Recuerdo el aguacero tenaz de aquella noche de miércoles. Buscábamos un rincón cálido dónde satisfacer mi terco capricho de algo dulce: un bizcocho de jazmín, una rebanada de niebla, qué sé yo. Deshoras. De súbito una puerta transparente y una escalinata prometiendo un atajo al paraíso. Y allí estábamos, fantasmas mojados sacudiéndonos la lluvia en el centro de un pequeño comedor vacío todo madera, manteles a cuadros, dibujos de Escher, palmatoria en cada mesa.
Apareció ante nosotras apenas tomamos asiento. Zapatos maltrechos pero lustrosos, frac anacrónico, sonrisa paciente: el violinista.

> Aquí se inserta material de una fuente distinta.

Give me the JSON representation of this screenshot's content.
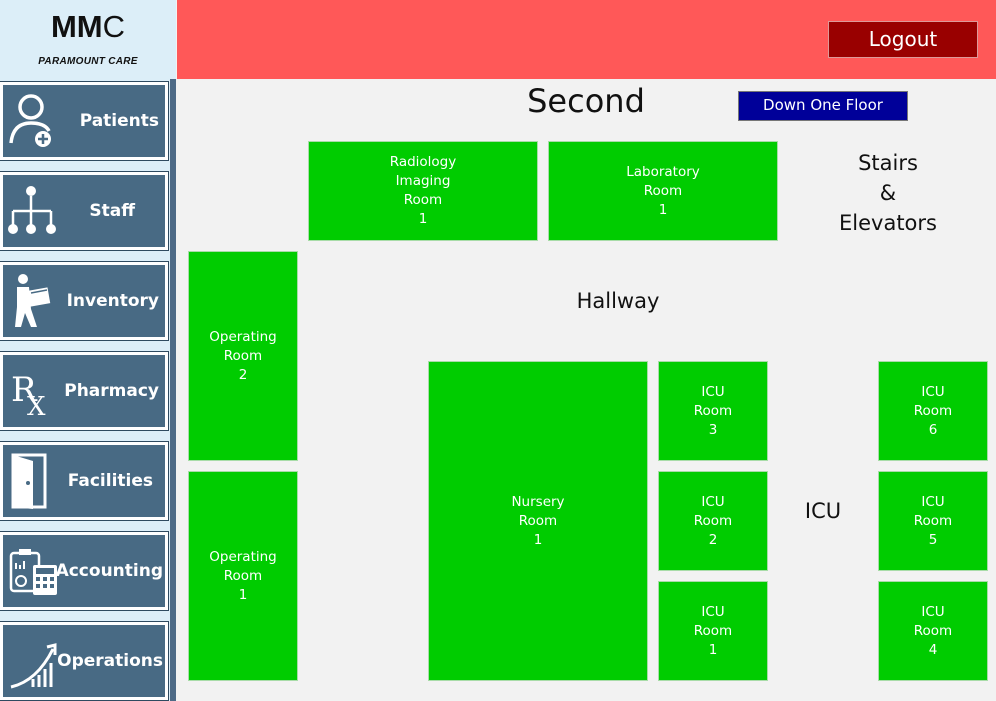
{
  "app": {
    "brand": "MMC",
    "brand_main": "MM",
    "brand_c": "C",
    "tagline": "PARAMOUNT CARE"
  },
  "header": {
    "logout_label": "Logout",
    "accent_color": "#ff5858",
    "logout_color": "#990000"
  },
  "sidebar": {
    "items": [
      {
        "label": "Patients",
        "icon": "patient-icon"
      },
      {
        "label": "Staff",
        "icon": "org-chart-icon"
      },
      {
        "label": "Inventory",
        "icon": "person-carrying-box-icon"
      },
      {
        "label": "Pharmacy",
        "icon": "rx-icon"
      },
      {
        "label": "Facilities",
        "icon": "door-icon"
      },
      {
        "label": "Accounting",
        "icon": "calculator-clipboard-icon"
      },
      {
        "label": "Operations",
        "icon": "growth-chart-icon"
      }
    ]
  },
  "floor": {
    "title": "Second",
    "down_button": "Down One Floor"
  },
  "rooms": {
    "radiology": "Radiology\nImaging\nRoom\n1",
    "laboratory": "Laboratory\nRoom\n1",
    "operating_2": "Operating\nRoom\n2",
    "operating_1": "Operating\nRoom\n1",
    "nursery": "Nursery\nRoom\n1",
    "icu_3": "ICU\nRoom\n3",
    "icu_2": "ICU\nRoom\n2",
    "icu_1": "ICU\nRoom\n1",
    "icu_6": "ICU\nRoom\n6",
    "icu_5": "ICU\nRoom\n5",
    "icu_4": "ICU\nRoom\n4",
    "room_color": "#00cc00"
  },
  "areas": {
    "stairs": "Stairs\n&\nElevators",
    "hallway": "Hallway",
    "icu": "ICU"
  }
}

Miró en derredor comprobando que la nuestra era la única candela que sobrevivía en la constelación apagada del comedor. Sonrió. "Ustedes son mi público esta noche -dijo con amabilidad-. Así que éste será un concierto para una sola vela". Ciñó el violín y comenzó el viaje. Paganini, tangos, un nocturno de Chopin... Tocaba con la dignidad de quién se sabe algo más que un músico que viste el fondo de una cena. Una pieza judía convirtió el comedor en un cuadro de Chagall, sillas volando entre gallos y tejados al ritmo del viento sobre las cuerdas. Sublime.El milagro sucedió mientras interpretaba una sonata de Giuseppe Tartini. El ritmo crecía como una ola gigante cuando el violín comenzó a tocar al hombre. Y lo hacía con destreza, pulsando sin temor los tendones del músico, vibrando al unísono carne y madera. Sacudía aquel cuerpo de títere, lo doblegaba en cada giro y no cedió ni un silencio hasta conseguir el llanto del hombre. Rendido, dejó caer los brazos. "Esta pieza siempre me emociona -se disculpó-.¿Sabían que Tartini soñó que el diablo la interpretaba a los pies de su cama? Al despertar comenzó a escribirla enfebrecido".
Tras las peticiones el concierto se apagó al igual que nuestra vela. Recogió su instrumento, nos despidió con una breve inclinación y una chispa en la mirada. Desde la ventana le vimos alejarse con su estuche, delicada marioneta borrándose en la lluvia.Un año después -el miércoles pasado- regresamos al restaurante. No hubo suerte. En su lugar un trío de jóvenes franceses cantaba sin convicción para un comedor atestado. ¿Dónde estaba el violinista? ¿Acaso fue un sueño aquel concierto? Quizá a su violín le pudo la nostalgia y una noche lo elevó, tocando sin cesar, más allá del último tejado del horizonte.